The C-MAC Video Stylet (VS) (KARL STORZ Endoscopy Canada Ltd., Mississauga, Canada) is a newly developed video endoscope that features a semiflexible sheath and deflectable tip that can angle up to 60 degrees via a lever on the handle, with passive return (Fig. 26.5). The stylet can accommodate ETT >6 mm. In addition, it includes an adjustable adapter for ETT fixation and oxygen insufflation. The device is designed to connect to a C-MAC monitor to display the captured images. The C-MAC Video Stylet is primarily used for difficult airway management.

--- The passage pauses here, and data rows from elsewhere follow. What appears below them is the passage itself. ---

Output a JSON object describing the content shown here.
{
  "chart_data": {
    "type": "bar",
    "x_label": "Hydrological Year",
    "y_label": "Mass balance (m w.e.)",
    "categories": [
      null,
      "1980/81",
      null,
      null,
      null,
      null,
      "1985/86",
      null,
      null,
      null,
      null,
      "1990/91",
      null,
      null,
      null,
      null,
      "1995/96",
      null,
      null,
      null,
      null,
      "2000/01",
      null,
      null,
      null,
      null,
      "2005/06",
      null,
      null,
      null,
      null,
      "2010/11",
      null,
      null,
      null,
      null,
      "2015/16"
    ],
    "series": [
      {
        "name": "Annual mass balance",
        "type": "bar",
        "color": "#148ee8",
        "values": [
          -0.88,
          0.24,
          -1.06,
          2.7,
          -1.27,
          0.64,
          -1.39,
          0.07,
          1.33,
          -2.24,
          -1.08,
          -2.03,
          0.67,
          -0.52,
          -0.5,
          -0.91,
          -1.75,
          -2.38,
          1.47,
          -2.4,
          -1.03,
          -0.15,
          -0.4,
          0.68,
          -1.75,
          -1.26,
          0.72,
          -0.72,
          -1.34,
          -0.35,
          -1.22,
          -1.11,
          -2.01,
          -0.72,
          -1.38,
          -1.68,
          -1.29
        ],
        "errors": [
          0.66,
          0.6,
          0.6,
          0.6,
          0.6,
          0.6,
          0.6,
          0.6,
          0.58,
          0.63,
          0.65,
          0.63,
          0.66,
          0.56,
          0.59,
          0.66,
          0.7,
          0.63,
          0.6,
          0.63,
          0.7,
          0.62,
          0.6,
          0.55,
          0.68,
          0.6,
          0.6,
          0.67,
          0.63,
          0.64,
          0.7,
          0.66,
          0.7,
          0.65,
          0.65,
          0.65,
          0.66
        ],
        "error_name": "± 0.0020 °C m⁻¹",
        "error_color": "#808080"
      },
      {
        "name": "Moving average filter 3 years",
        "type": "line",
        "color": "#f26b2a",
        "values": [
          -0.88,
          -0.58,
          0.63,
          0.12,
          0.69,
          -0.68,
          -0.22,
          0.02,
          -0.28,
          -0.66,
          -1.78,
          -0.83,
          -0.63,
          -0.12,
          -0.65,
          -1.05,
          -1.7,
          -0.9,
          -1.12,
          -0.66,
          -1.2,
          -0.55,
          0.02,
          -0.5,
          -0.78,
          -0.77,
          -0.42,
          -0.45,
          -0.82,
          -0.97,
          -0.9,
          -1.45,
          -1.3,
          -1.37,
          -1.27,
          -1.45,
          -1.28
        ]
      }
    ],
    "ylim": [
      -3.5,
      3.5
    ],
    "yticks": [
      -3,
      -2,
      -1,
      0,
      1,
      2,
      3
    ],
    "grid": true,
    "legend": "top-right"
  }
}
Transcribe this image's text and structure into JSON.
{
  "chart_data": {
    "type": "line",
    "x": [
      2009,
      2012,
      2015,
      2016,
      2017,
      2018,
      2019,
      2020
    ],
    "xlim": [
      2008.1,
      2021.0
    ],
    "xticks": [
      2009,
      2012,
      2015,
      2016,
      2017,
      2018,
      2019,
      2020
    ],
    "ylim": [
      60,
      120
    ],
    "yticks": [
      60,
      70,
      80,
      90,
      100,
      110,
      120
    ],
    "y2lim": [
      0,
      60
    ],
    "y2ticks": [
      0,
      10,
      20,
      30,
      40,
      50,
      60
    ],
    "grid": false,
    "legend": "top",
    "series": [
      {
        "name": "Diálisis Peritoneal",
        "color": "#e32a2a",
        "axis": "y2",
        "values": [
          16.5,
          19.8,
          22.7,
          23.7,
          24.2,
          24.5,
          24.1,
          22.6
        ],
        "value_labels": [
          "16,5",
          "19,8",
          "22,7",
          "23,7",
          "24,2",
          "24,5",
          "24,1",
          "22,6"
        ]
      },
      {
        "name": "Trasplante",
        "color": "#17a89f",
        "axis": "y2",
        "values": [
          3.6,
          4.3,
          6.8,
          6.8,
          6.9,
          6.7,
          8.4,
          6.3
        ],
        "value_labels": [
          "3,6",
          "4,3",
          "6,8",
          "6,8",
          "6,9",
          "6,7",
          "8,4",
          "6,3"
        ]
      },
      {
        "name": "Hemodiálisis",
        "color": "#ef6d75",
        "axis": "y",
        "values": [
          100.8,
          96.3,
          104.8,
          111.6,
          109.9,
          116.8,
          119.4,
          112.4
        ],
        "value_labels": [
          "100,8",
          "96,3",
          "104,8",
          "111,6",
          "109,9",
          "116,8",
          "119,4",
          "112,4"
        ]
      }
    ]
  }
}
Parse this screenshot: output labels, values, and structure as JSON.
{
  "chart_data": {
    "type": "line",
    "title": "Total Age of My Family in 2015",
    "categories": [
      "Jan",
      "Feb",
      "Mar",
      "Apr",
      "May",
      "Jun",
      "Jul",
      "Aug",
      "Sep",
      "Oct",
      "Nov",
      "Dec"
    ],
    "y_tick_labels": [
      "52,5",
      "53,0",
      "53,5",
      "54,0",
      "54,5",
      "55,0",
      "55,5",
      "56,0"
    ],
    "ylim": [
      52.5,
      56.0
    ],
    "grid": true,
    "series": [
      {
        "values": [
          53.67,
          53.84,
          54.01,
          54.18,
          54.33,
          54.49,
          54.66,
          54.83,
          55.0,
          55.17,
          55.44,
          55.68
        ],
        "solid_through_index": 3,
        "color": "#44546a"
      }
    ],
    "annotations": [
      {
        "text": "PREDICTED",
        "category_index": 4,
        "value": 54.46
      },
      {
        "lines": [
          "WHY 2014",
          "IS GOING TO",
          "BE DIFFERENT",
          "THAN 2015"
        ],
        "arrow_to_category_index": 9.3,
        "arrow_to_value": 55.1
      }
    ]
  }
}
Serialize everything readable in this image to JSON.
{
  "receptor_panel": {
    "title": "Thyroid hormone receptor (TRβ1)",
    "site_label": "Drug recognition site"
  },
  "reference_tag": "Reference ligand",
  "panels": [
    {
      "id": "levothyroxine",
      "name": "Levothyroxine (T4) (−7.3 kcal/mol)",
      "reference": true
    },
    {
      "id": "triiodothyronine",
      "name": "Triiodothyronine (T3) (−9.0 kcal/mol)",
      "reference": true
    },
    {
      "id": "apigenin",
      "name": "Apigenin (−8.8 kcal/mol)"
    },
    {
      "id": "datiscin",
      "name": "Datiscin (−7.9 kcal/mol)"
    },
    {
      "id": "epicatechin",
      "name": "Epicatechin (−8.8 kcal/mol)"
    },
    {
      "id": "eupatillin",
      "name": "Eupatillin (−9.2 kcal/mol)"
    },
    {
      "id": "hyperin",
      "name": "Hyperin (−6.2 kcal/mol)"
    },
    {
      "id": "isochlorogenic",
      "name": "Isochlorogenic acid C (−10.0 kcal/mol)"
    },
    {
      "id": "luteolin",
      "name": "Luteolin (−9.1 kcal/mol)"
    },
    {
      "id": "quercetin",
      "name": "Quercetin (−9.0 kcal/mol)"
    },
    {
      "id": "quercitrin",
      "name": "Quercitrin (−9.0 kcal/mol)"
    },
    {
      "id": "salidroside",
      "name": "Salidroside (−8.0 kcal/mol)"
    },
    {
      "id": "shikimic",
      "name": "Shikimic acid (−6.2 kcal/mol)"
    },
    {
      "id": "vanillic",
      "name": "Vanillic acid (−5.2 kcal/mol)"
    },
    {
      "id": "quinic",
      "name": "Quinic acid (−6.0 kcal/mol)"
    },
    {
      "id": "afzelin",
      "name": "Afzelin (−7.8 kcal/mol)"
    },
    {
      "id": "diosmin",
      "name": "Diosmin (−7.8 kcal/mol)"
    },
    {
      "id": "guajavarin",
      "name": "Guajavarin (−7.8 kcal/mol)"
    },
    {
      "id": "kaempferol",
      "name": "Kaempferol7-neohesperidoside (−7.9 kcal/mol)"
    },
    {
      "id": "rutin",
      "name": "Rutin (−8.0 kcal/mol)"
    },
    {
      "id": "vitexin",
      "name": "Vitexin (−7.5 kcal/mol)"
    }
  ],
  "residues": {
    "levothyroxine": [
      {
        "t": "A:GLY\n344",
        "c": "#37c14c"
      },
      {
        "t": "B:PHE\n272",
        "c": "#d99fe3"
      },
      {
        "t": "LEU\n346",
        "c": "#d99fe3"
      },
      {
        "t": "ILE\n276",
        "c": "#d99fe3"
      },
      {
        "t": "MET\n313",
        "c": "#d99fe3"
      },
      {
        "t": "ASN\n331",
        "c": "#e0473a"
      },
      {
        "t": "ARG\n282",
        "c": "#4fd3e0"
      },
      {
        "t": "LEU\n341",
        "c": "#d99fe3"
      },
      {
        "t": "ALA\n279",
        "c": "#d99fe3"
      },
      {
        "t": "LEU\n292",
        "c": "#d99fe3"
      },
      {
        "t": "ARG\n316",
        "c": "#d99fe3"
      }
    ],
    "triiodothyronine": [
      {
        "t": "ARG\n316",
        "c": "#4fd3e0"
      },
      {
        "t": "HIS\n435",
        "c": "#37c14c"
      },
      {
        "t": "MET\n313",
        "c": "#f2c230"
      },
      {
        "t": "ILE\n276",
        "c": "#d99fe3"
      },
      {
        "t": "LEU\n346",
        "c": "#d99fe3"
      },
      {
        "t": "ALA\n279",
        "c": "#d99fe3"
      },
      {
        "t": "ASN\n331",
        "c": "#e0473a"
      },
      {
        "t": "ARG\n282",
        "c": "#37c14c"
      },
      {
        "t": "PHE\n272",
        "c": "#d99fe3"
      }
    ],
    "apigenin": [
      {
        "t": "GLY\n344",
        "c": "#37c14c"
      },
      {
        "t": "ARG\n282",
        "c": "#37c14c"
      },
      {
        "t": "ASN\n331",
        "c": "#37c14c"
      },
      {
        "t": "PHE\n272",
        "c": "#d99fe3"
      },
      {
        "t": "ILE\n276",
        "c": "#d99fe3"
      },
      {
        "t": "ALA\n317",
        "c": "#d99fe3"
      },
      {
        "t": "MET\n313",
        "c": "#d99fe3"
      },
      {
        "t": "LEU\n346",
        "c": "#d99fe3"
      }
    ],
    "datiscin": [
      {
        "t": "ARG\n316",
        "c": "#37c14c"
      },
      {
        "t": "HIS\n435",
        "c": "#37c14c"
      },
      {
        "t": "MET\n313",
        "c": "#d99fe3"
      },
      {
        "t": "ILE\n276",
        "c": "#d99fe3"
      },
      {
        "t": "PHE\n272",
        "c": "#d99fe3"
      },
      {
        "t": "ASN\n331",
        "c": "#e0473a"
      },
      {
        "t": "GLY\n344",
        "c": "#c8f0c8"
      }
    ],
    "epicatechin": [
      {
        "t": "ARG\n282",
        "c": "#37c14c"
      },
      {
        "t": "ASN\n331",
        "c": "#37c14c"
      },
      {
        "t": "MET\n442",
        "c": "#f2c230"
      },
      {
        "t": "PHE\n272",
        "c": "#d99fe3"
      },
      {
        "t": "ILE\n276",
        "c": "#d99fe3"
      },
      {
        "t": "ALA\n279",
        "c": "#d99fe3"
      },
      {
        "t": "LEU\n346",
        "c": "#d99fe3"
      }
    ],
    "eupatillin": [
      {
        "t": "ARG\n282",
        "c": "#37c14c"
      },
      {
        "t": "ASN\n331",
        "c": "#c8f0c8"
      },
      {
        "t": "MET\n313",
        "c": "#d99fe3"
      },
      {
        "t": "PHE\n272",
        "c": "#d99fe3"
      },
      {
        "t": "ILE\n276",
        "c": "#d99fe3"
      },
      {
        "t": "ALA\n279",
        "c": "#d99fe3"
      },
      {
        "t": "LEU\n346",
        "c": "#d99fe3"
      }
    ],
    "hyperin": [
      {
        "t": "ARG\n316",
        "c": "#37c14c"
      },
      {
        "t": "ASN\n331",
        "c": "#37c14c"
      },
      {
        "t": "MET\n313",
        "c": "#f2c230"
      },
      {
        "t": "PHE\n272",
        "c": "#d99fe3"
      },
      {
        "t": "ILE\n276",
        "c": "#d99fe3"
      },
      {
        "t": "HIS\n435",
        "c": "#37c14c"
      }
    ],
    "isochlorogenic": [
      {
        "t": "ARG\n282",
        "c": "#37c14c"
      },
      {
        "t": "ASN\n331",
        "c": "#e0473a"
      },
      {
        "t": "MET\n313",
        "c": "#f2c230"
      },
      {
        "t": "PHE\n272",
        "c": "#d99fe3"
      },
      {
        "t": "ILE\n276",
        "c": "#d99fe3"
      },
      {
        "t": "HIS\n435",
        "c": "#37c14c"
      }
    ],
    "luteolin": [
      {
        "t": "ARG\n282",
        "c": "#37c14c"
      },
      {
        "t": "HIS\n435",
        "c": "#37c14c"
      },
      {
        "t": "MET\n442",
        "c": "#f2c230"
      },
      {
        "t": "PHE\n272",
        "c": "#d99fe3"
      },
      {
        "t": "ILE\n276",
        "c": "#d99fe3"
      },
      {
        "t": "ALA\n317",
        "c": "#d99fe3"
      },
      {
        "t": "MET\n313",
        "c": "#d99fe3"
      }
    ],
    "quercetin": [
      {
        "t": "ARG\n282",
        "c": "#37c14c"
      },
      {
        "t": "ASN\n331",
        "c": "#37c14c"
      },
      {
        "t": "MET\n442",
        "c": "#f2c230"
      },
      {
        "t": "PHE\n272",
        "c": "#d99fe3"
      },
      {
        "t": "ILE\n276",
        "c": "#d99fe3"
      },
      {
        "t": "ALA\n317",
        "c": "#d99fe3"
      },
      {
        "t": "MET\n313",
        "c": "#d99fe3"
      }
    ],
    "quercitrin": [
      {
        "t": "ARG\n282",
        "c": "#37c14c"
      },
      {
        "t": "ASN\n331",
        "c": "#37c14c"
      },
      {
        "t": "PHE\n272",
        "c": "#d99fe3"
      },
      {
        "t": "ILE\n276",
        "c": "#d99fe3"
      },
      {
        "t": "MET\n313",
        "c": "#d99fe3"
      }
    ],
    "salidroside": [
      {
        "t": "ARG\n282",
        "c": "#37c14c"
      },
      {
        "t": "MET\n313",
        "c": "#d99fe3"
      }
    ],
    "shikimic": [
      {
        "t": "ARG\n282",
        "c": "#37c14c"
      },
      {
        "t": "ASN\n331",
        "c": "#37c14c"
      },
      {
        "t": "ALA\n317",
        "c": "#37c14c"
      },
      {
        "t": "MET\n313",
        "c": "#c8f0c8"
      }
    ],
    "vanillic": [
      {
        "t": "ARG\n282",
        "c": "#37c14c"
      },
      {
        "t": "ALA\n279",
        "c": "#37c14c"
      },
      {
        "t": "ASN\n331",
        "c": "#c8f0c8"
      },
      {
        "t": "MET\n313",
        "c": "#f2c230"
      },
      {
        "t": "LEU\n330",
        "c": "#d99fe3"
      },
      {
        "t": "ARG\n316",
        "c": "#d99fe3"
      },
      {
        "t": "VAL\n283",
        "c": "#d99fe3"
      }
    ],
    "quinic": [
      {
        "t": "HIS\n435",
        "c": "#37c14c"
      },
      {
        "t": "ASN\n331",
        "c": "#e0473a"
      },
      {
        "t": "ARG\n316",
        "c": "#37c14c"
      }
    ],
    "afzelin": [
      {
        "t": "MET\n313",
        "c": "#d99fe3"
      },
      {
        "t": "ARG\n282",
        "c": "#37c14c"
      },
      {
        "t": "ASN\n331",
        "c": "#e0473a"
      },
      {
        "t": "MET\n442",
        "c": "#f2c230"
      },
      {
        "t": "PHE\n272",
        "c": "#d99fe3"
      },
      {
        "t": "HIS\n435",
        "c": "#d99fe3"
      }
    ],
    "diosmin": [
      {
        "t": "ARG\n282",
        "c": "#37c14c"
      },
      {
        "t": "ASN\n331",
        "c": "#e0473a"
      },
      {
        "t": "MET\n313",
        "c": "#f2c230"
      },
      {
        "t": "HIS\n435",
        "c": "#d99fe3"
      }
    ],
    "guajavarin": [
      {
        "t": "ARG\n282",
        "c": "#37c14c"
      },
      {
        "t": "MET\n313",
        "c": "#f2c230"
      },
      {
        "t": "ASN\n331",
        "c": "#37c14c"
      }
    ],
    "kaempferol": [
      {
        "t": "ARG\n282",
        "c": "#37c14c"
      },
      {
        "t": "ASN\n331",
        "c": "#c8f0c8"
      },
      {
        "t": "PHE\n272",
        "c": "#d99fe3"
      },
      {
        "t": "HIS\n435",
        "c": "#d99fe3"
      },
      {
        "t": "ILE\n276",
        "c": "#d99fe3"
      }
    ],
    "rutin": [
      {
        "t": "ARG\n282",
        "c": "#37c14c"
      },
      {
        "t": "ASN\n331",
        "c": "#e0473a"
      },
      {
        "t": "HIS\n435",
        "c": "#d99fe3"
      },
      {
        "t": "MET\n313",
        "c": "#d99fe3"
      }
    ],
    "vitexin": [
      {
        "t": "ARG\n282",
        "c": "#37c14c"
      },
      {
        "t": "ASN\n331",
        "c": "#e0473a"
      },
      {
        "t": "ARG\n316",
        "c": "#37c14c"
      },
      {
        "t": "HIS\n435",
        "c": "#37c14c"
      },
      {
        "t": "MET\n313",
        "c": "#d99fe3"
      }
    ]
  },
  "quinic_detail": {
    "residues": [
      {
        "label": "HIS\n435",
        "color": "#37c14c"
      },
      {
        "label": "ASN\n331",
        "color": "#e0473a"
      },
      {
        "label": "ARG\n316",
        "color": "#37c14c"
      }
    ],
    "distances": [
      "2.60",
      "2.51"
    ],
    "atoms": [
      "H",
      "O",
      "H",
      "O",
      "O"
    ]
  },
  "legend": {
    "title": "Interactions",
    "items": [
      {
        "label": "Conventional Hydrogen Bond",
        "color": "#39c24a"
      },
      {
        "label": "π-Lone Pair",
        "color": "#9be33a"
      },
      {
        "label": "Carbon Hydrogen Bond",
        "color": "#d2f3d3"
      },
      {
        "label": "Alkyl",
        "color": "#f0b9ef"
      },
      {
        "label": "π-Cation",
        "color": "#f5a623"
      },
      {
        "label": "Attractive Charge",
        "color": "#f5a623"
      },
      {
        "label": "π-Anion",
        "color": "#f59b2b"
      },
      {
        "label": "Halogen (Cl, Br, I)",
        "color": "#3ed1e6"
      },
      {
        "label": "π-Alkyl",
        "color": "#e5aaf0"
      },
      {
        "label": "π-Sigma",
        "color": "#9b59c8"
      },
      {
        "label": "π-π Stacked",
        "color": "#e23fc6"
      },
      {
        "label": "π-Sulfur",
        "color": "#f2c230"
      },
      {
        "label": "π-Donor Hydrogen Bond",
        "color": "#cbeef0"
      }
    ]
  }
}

Figure 26.5: The C-MAC® video stylet connecting to a C-MAC® monitor for image display.
(Courtesy KARL STORZ.)
Given the novelty of the device, limited studies have reported on its use. Nabecker et al.17 aimed to determine the feasibility of successful awake orotracheal intubation in adult surgical patients with known or predicted difficult airway. The investigators demonstrated an overall success rate of 97% and a first-attempt success rate of 80% (29/36) when used for orotracheal awake intubation in anticipated difficult airways. Case reports have also demonstrated its optimal use, given its thin profile, in patients where there is limited mouth opening precluding the use of DL or VL.18
In a manikin trial with a simulated difficult airway conducted by Pius et al.,19 the investigators found that the learning curve was comparable between VL (with a Macintosh blade) and VS. In addition, the median total time to intubation was faster with the VS compared to VL (17 [13.5-25] sec vs. 23 [18.5-26.5] sec, respectively; 95% CI; P = .031).
Its design was created for intuitive handling. While preliminary studies show promise with the device, further studies are necessary to confirm its clinical utility in airway management.